A circle with a dot inside it, “Oh bugger”, means go back to the last dot and look again for a change of route. Two good uses for this; (i) to make sure people go see a viewpoint and (ii) when you as hare missed a turning and already laid trail—and so put a circle round that last dot. If you laid more than one dot, replace a further dot with an X, too.
Beer stop, circle around a B,
“Yippee”. “Beer Stop”. Regroup. There is use for a Beer Near sign (BN?); I found reference to a ‘splash and dash’ use of BN, meaning that there is a stash in a bush (behind something, out of sight) nearby, for hashers to take a nip from (not a whole bottle or can) and continue. I see use for QDhh to use BN to assure hashers that they haven’t missed it.

Runner/Walker split: no call given beyond “On Left” for example. W/R is also called Wimps and Hares, Chickens and Bulls. Suggestion here that it would help to know when the two routes rejoin, and the obvious sign is a pair of arrows with but one head, rather like the sign for ‘ren’, .

The Chalk Talk, that the hares give at the start and you generally don’t listen to, has a few relevant bits of news each week (depending on hash and hares); roughly how far, is there a beer stop and what % of the whole e.g. 4km in, or 40%, or 40 minutes (no, they’re not necessarily equivalent), mix of terrain, problems foreseen, places where they think you might lose trail. In QDhhh we have an increasing tendency to give an idea where the later eating will be. Chalk talk at other clubs would include A-A, A-B, dead, live and so on—we put that in the hash email.
I found reference to ‘
wait’ signs—wait for the first harriette, wait until there are three gathered together, wait for the first horror (ugh). They work well in chalk. They all require a regrouping of sorts.

Sites to visit should include World Hash and Hashpaedia (the spelling suggests some education). Also HashChina.com. Qingdao is sometimes listed as TsingTao, Nanjng as the City of Nanjing.
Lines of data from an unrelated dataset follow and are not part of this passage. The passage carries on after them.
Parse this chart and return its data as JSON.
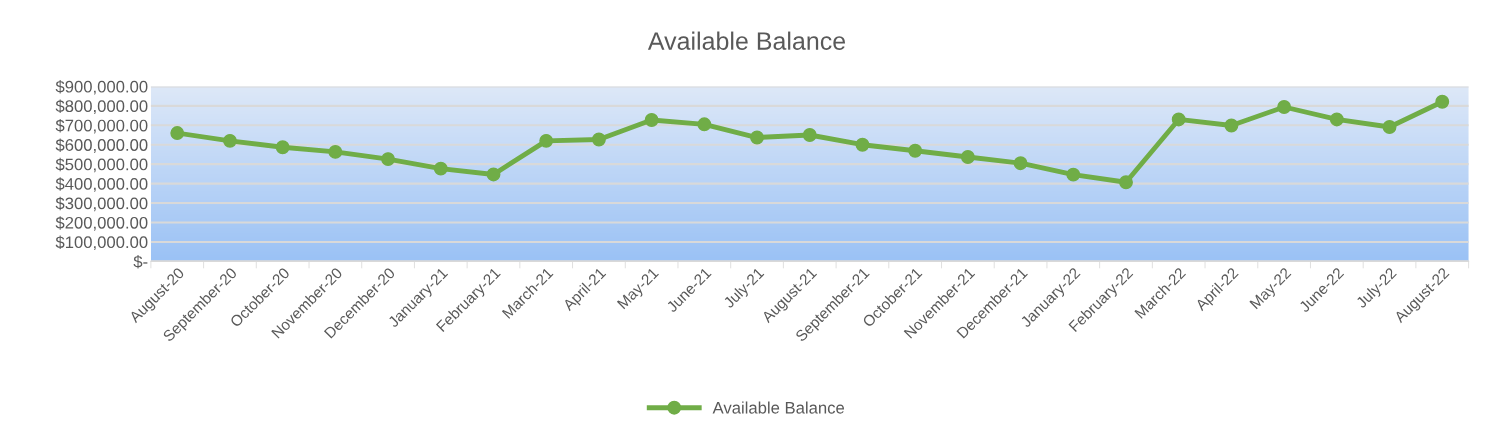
{
  "chart_data": {
    "type": "line",
    "title": "Available Balance",
    "categories": [
      "August-20",
      "September-20",
      "October-20",
      "November-20",
      "December-20",
      "January-21",
      "February-21",
      "March-21",
      "April-21",
      "May-21",
      "June-21",
      "July-21",
      "August-21",
      "September-21",
      "October-21",
      "November-21",
      "December-21",
      "January-22",
      "February-22",
      "March-22",
      "April-22",
      "May-22",
      "June-22",
      "July-22",
      "August-22"
    ],
    "series": [
      {
        "name": "Available Balance",
        "color": "#70ad47",
        "values": [
          660000,
          620000,
          587000,
          563000,
          526000,
          477000,
          447000,
          620000,
          627000,
          727000,
          705000,
          637000,
          650000,
          600000,
          569000,
          537000,
          505000,
          446000,
          407000,
          730000,
          699000,
          794000,
          730000,
          691000,
          821000
        ]
      }
    ],
    "ylim": [
      0,
      900000
    ],
    "yticks": [
      {
        "value": 0,
        "label": "$-"
      },
      {
        "value": 100000,
        "label": "$100,000.00"
      },
      {
        "value": 200000,
        "label": "$200,000.00"
      },
      {
        "value": 300000,
        "label": "$300,000.00"
      },
      {
        "value": 400000,
        "label": "$400,000.00"
      },
      {
        "value": 500000,
        "label": "$500,000.00"
      },
      {
        "value": 600000,
        "label": "$600,000.00"
      },
      {
        "value": 700000,
        "label": "$700,000.00"
      },
      {
        "value": 800000,
        "label": "$800,000.00"
      },
      {
        "value": 900000,
        "label": "$900,000.00"
      }
    ],
    "grid": "y",
    "legend": "bottom",
    "marker": "circle",
    "line_style": "solid"
  }
}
I like half-mind.com (“If you’ve half a mind to try hashing, that’s all you’ll need”. Booger writes (there) sensibly about how to tackle trail laying in the strategic sense.

I shall continue to search for a better (fuller, more complete) list of trail signs.

DJS 21020913

rewritten completely 0918 as explained in footnote 9 of essay 104

I had limited success in hunting trail signs; voodoo harriers (New Orleans) have this.

For history, see World hash, but also read HalveMein, which addresses common misconceptions well.


1 Kerb crossing—a place where you cross a kerb while going along your desired straight path.  Some will still not understand what I mean about placement of trail; imagine you’re going straight down a road A on the right hand side; you have a side road B to the right; put a dot on the onward (far) side of the side road B but on the A pavement. You’re trying to make sure people know you’re ignoring road B.